Lennart Buit20:07:15

It doesn’t need to be great, it just needs to produce convincible “unpredictable” values for alphabetical data

Lennart Buit20:07:04

Yeah fnv looks exactly like what I want, thanks!

Martynas Maciulevičius20:07:25

Is it me or the developer that wrote this into code was... let's say... paranoid? They have three references to shadowRoot (Thanks, now I learned what it is). But well... they really didn't want you to find the elements that are inside that tree. And they also had one shadowRoot subtree just to confuse the searcher. I'm shocked. Also why does shadowRoot even exist...

Lennart Buit20:07:00

The idea of shadow roots is to be able to encapsulate components in much the same way native html elements do (like input, text area, …)

Lennart Buit20:07:42

So you shouldn’t care about their internals

Martynas Maciulevičius20:07:56

I know. But there is some kind of a dread when I try to find elements using document.querySelectorAll and... there is nothing. And then you look for iframes and there are none.

Lennart Buit20:07:05

(You are lucky btw, that the shadow roots are “open”, if someone really wants you to stop looking inside, thats also an option to close them that you are discouraged to use)
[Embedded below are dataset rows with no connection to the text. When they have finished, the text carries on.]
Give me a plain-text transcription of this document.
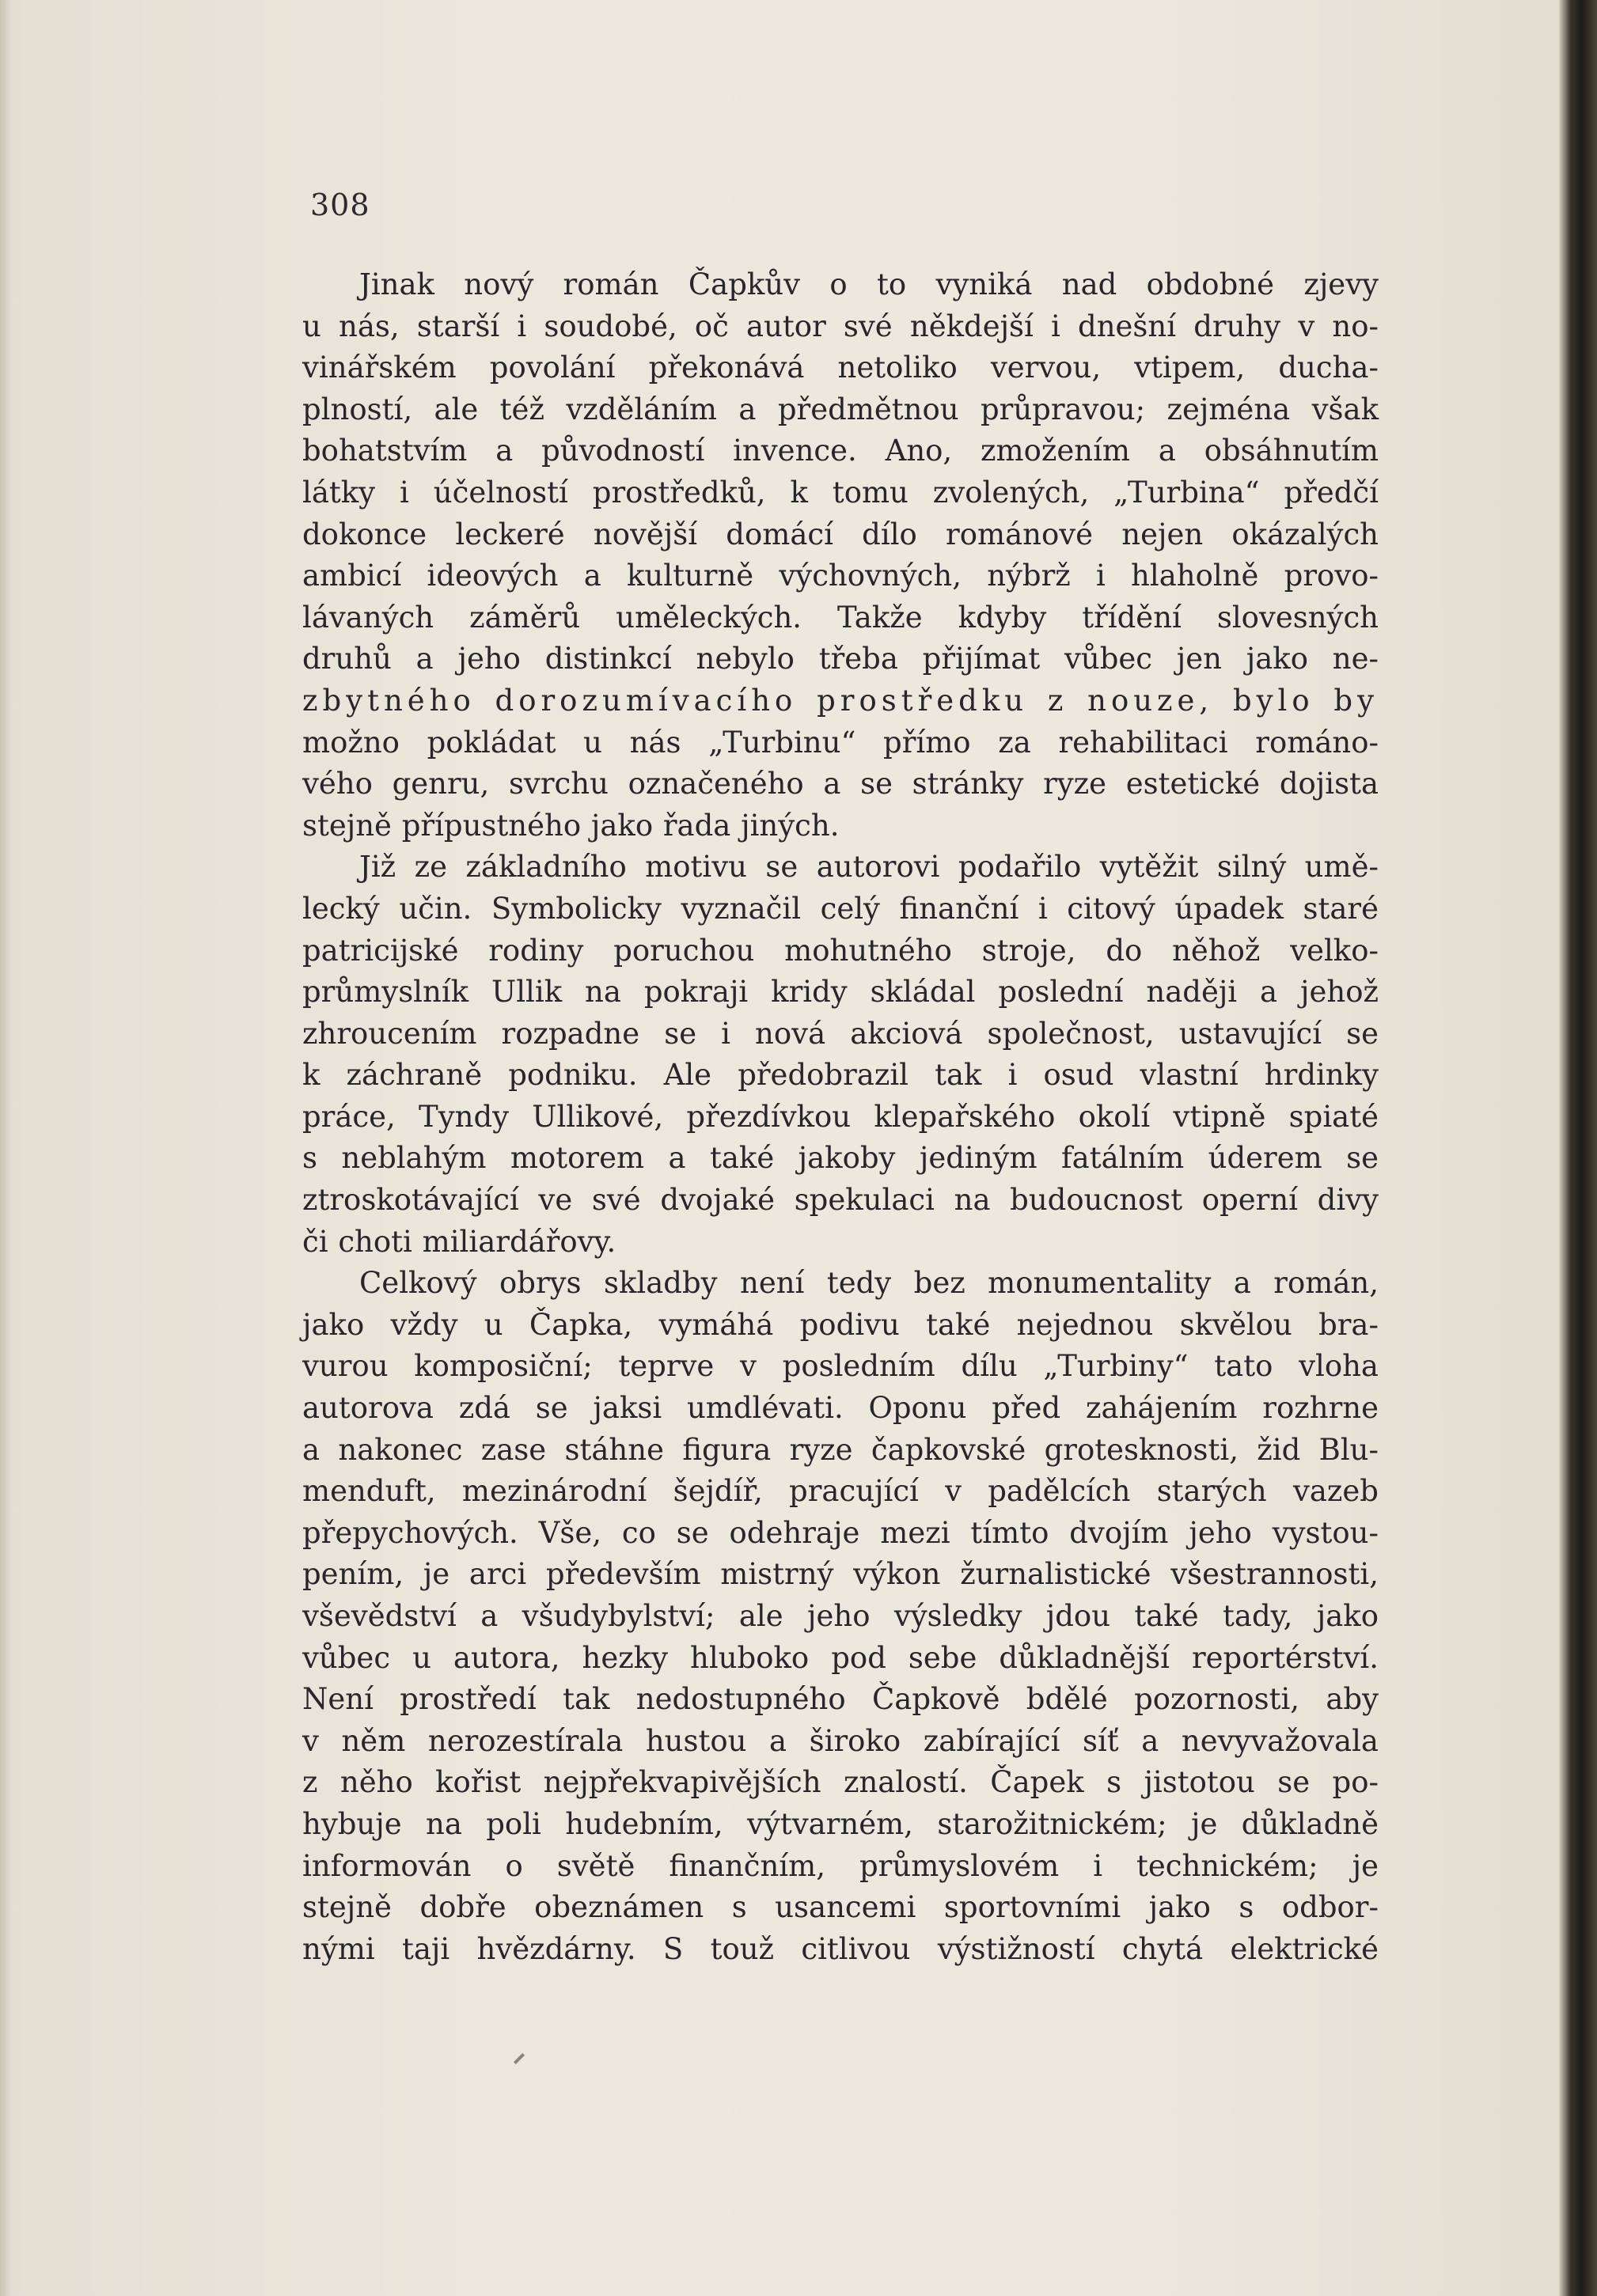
308
Jinak nový román Čapkův o to vyniká nad obdobné zjevy
u nás, starší i soudobé, oč autor své někdejší i dnešní druhy v no-
vinářském povolání překonává netoliko vervou, vtipem, ducha-
plností, ale též vzděláním a předmětnou průpravou; zejména však
bohatstvím a původností invence. Ano, zmožením a obsáhnutím
látky i účelností prostředků, k tomu zvolených, „Turbina“ předčí
dokonce leckeré novější domácí dílo románové nejen okázalých
ambicí ideových a kulturně výchovných, nýbrž i hlaholně provo-
lávaných záměrů uměleckých. Takže kdyby třídění slovesných
druhů a jeho distinkcí nebylo třeba přijímat vůbec jen jako ne-
zbytného dorozumívacího prostředku z nouze, bylo by
možno pokládat u nás „Turbinu“ přímo za rehabilitaci románo-
vého genru, svrchu označeného a se stránky ryze estetické dojista
stejně přípustného jako řada jiných.
Již ze základního motivu se autorovi podařilo vytěžit silný umě-
lecký učin. Symbolicky vyznačil celý finanční i citový úpadek staré
patricijské rodiny poruchou mohutného stroje, do něhož velko-
průmyslník Ullik na pokraji kridy skládal poslední naději a jehož
zhroucením rozpadne se i nová akciová společnost, ustavující se
k záchraně podniku. Ale předobrazil tak i osud vlastní hrdinky
práce, Tyndy Ullikové, přezdívkou klepařského okolí vtipně spiaté
s neblahým motorem a také jakoby jediným fatálním úderem se
ztroskotávající ve své dvojaké spekulaci na budoucnost operní divy
či choti miliardářovy.
Celkový obrys skladby není tedy bez monumentality a román,
jako vždy u Čapka, vymáhá podivu také nejednou skvělou bra-
vurou komposiční; teprve v posledním dílu „Turbiny“ tato vloha
autorova zdá se jaksi umdlévati. Oponu před zahájením rozhrne
a nakonec zase stáhne figura ryze čapkovské grotesknosti, žid Blu-
menduft, mezinárodní šejdíř, pracující v padělcích starých vazeb
přepychových. Vše, co se odehraje mezi tímto dvojím jeho vystou-
pením, je arci především mistrný výkon žurnalistické všestrannosti,
vševědství a všudybylství; ale jeho výsledky jdou také tady, jako
vůbec u autora, hezky hluboko pod sebe důkladnější reportérství.
Není prostředí tak nedostupného Čapkově bdělé pozornosti, aby
v něm nerozestírala hustou a široko zabírající síť a nevyvažovala
z něho kořist nejpřekvapivějších znalostí. Čapek s jistotou se po-
hybuje na poli hudebním, výtvarném, starožitnickém; je důkladně
informován o světě finančním, průmyslovém i technickém; je
stejně dobře obeznámen s usancemi sportovními jako s odbor-
nými taji hvězdárny. S touž citlivou výstižností chytá elektrické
Martynas Maciulevičius20:07:17

Doesn't that mean that a closed shadow DOM becomes a closed iframe?

Lennart Buit20:07:30

.shadowRoot returns null if closed

Lennart Buit20:07:26

Not so sure about the intricacies of iframes tho

Martynas Maciulevičius20:07:11

Yes but if it's closed it still spins under the hood. And then it's as you said -- you can't get in to inspect it. And you can have some malware but DOM wouldn't even show that anything is there. 😕

Lennart Buit20:07:21

well behaving webcomponents allow you to compose them using slots, so in the ideal world you shouldn’t have to query inside their shadow root. From the outside you manage the host (say ‘theme-builder’) and its children (‘custom-base’ or whatever), and the webcomponent projects those children inside its shadow root via slots.

Lennart Buit20:07:15

(this example, clearly, is not implemented that way, they probably put too much in the shadow root of theme-builder , that you wanted to get out again :p)

Martynas Maciulevičius21:07:15

They've put everything into the shadow root. In the top-level of the document they had a shadow-root and two empty divs 😄

Lennart Buit21:07:09

Yeah, thats not how thats supposed to work lol :’)

Martynas Maciulevičius05:07:13

Anyway. It's an alternative to obfuscation... but why then they didn't do code obfuscation :thinking_face: Probably then that's some kind of component-based framework... Maybe we're missing out here...

seancorfield23:07:49

How dare people talk about Clojure in #off-topic 😆

😄 3
Hamid Sadeghian16:07:29

or better yet, start a "clojure-memes" channel?